Cybermobbing in der Ukraine: Kompetenz versus Äußerlichkeiten

Die Direktorin des Holodomor-Museums in Kyjiw muss sich aktuell gegen Bodyshaming im Internet wehren. Sie will vor Gericht einen Präzedenzfall schaffen.

Ein Mann übergibt eine rote Mappe an zwei Frauen. In der Mitte eine Frau mit Mikrofon.

Lesia Hasydzhak (zweite von links) bei einer Ausstellungseröffnung im vergangenen Jahr Foto: Ukrinform/imago

LUZK taz | Seit über einem Jahr ist Lesia Hasydzhak Direktorin des Holodomor-Museums in Kyjiw. Dass die Historikerin derzeit Ziel erregter Diskus­sionen in den sozialen Netzwerken ist, hat aber weniger mit ihrem Job zu tun. Gegenüber Radio Free Europe ließ sie verlauten, sich mittlerweile juristisch gegen die Beiträge zu wehren. Was war geschehen?

Alles begann vor einigen Tagen mit einem Facebook-Post des bislang kaum bekannten Juristen Klym Bratkivskiy. „Haben Sie gesehen, wie die Leiterin des Holodomor-Museums, Lesia Hasydzhak, aussieht? Das ist eine Art Verhöhnung der Erinnerung an den Holodomor“, schrieb er und spielte damit auf das Körpergewicht von Hasydzhak an.

Dazu muss man wissen, dass der Begriff Holodomor in der Ukraine für eine von der Politik Stalins in den 1930er Jahren herbeigeführte Hungersnot steht. Ihr sollen allein in der Ukrainischen Sozialistischen Sowjetrepublik schätzungsweise rund 4 Millionen Menschen zum Opfer gefallen sein. Einige Nut­ze­r*in­nen äußerten sich empört und meinten, dass das Aussehen eines Menschen keinen Einfluss auf seine beruflichen Qualitäten habe.

Doch Bratkivskiy ließ nicht locker. In seinem nächsten Post erklärte er, man solle das Museum von einem Militär leiten lassen, der in russischer Gefangenschaft gewesen sei. So wisse dieser, was wirklicher Hunger sei. In den Kommentaren machten sich einige Nut­ze­r*in­nen ebenfalls über die Museumschefin lustig. Eine Mehrheit jedoch verurteilte die Äußerungen: Gerade er als Anwalt müsse verstehen, dass derlei Thesen diskriminierend seien.
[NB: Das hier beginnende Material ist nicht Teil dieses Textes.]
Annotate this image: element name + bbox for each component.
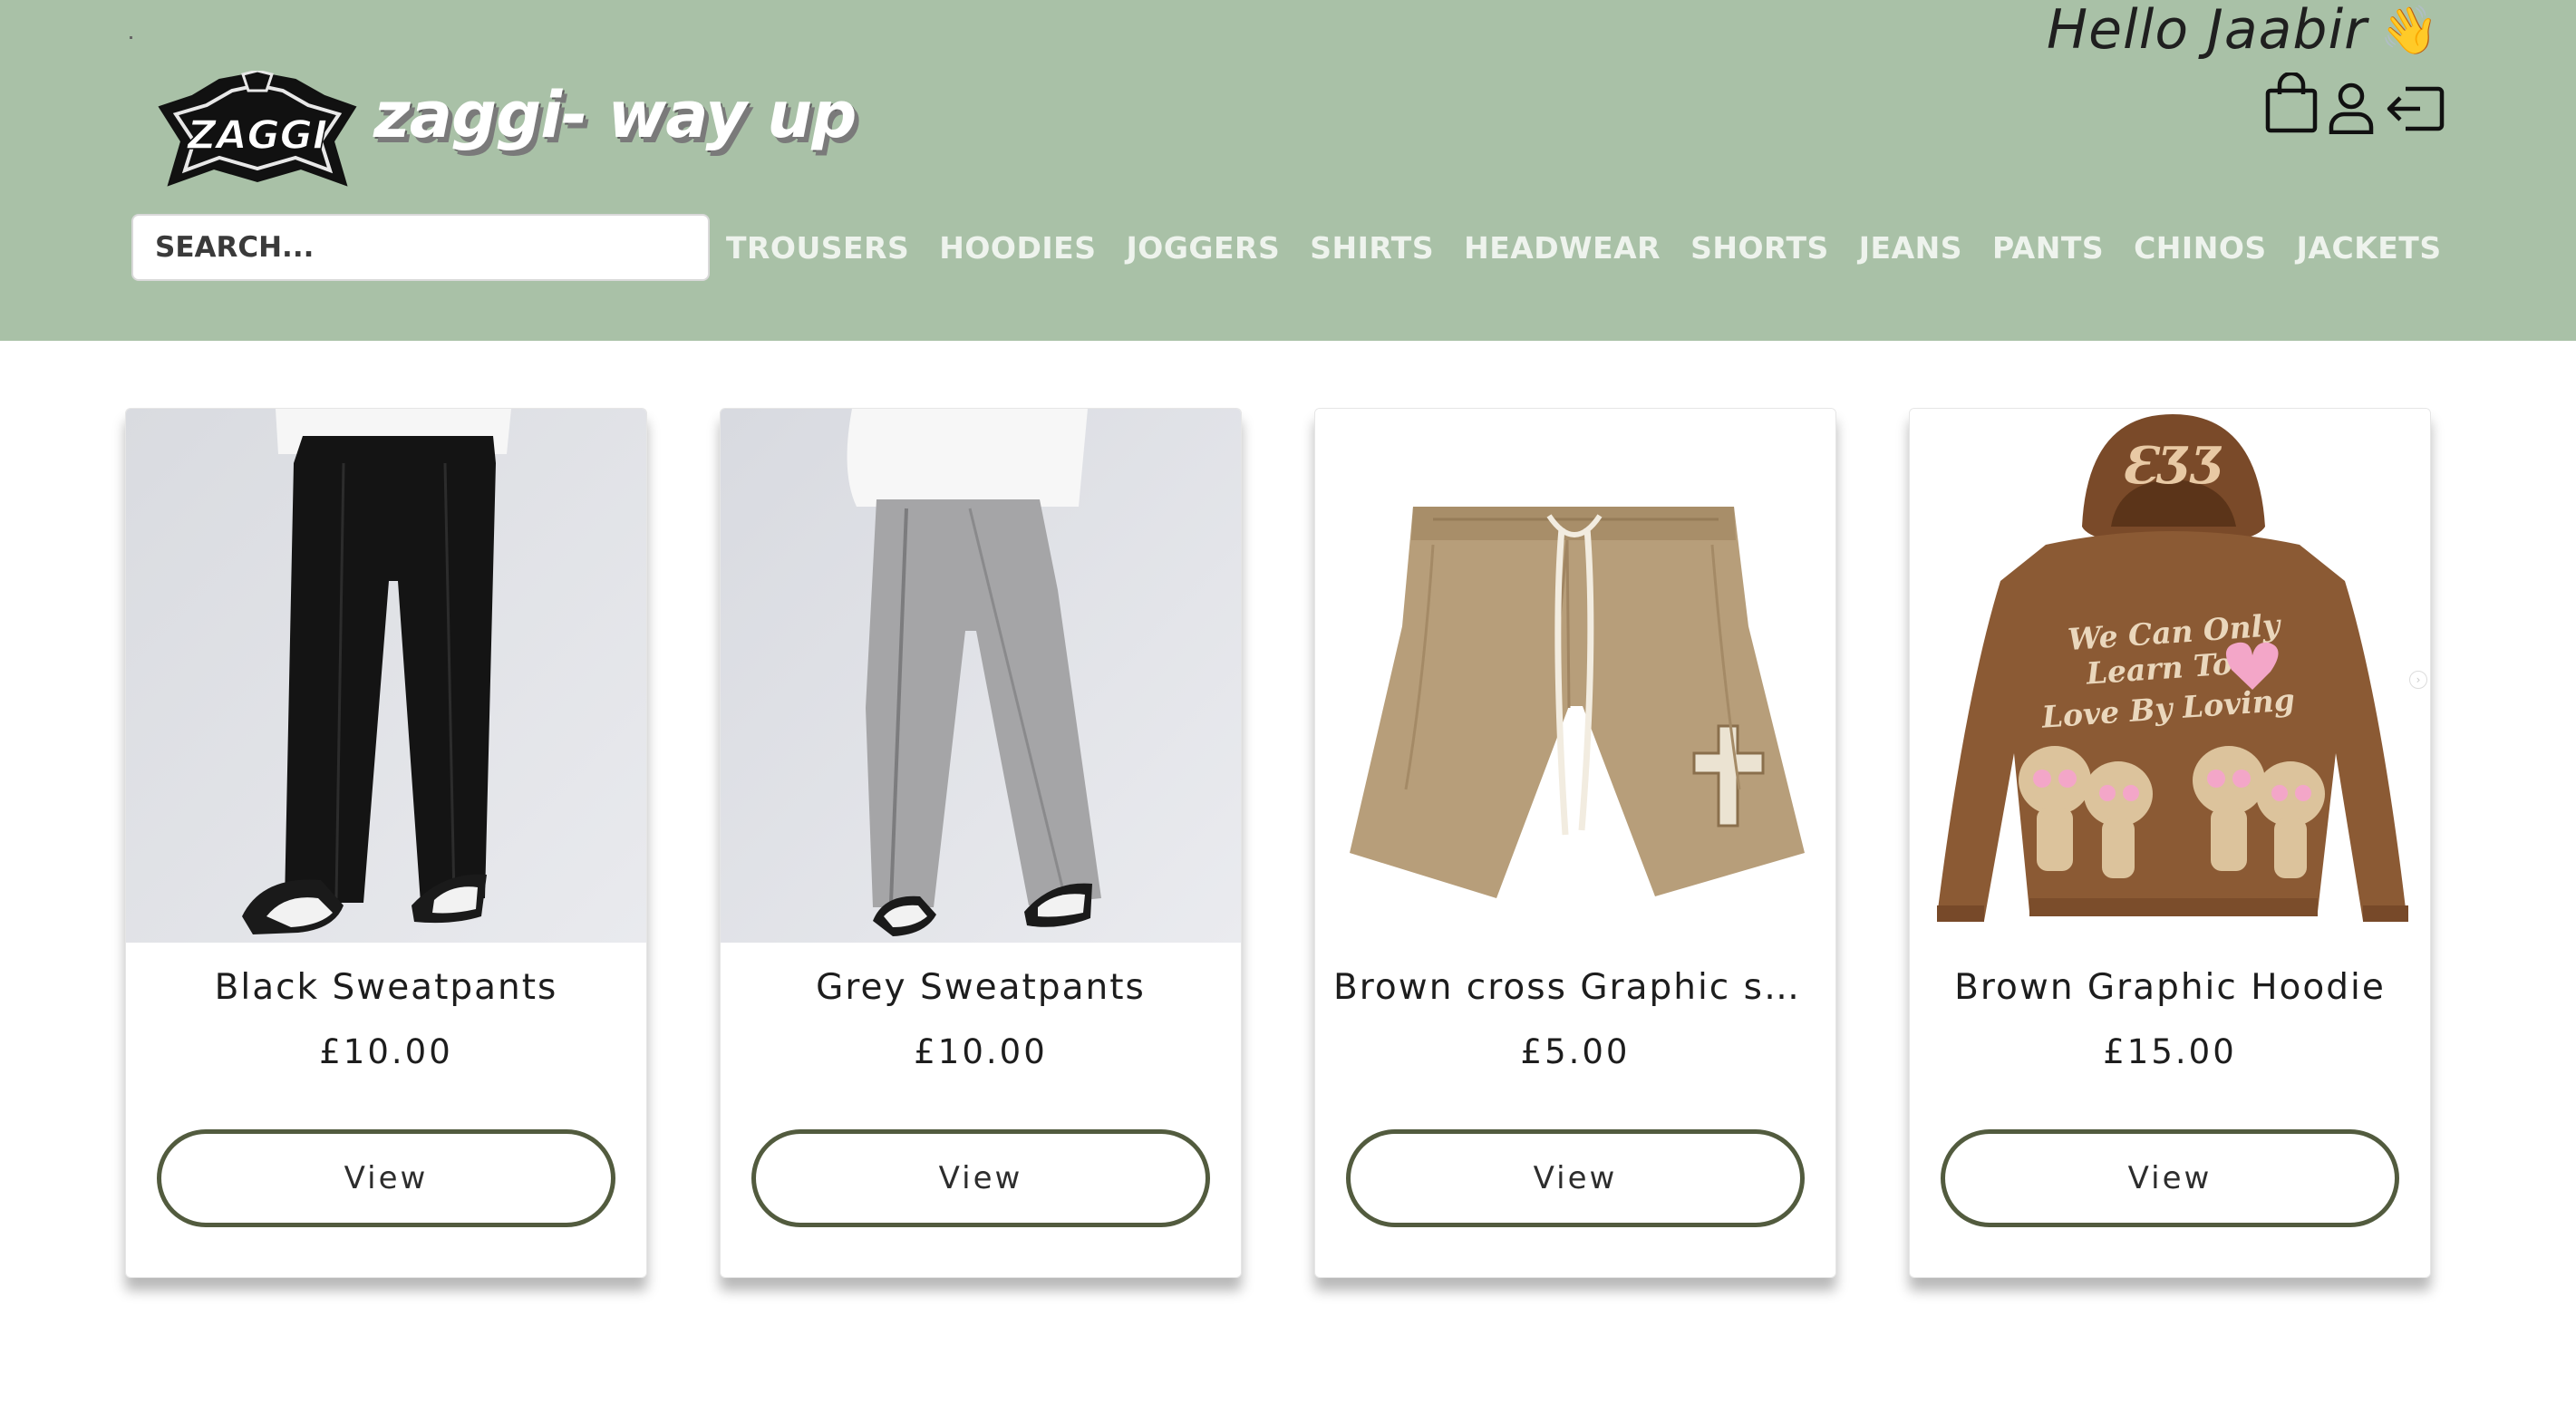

Hasydzhak erklärte zwar, dass sie die Beleidigungen nicht persönlich getroffen hätten. Jedoch werde sie vor Gericht ziehen, weil „solche Geschichten jeden Tag passieren und viele Frauen in der Ukraine Hass ausgesetzt sind“. Bodyshaming könne bei anderen Frauen zu seelischen Traumata oder sogar zum Suizid führen. Öffentliche Entschuldigungen würden daran nichts ändern. Die 42-Jährige wolle deshalb einen Präzedenzfall für die Bestrafung von körperlichem Mobbing schaffen.

Auf die Situation reagierte auch die feministische Initiative „Frauenmarsch“. Ver­tre­te­r*in­nen fragten Bratkivskiy sarkastisch, wie viel ein Anwalt wiegen müsse, um als Fachmann zu gelten, und ob es für andere Berufe klare Gewichtskriterien gebe. Hasydzhak hatte die Leitung des Museums nach einem Skandal um dessen Chefin übernommen. Wegen der Neuberechnung der Opferzahlen des Genozids hatten die Behörden Olesia Stasiuk Inkompetenz vorgeworfen. His­to­ri­ke­r*in­nen und das Kulturministerium hatten die Ansicht vertreten, Stasiuk habe die Zahl der Opfer des Holomodor zu hoch angesetzt. Die Fragwürdigkeit der Berechnung würde den Prozess einer interna­tionalen Anerkennung des Holodomor als Genozid am ukrainischen Volk beeinträchtigen.

In Bezug auf das Holodomor-Museum arbeitete sich besagter Jurist Bratkivskiy übrigens ebenso an der Entscheidung des ukrainischen Parlaments ab, für dessen Fertigstellung zusätzliche 574 Millionen Hrywnja (14 Millionen Euro) zu bewilligen. Vor Kurzem hatte auch Präsident Wolodimir Selenski ein Veto gegen die Entscheidung eingelegt. Dies war auch eine Reaktion auf die scharfe Kritik aus der ukrainischen Gesellschaft an den Haushaltsausgaben. Diese sollten nur mit Dingen verknüpft sein, die mit dem Krieg zusammenhängen.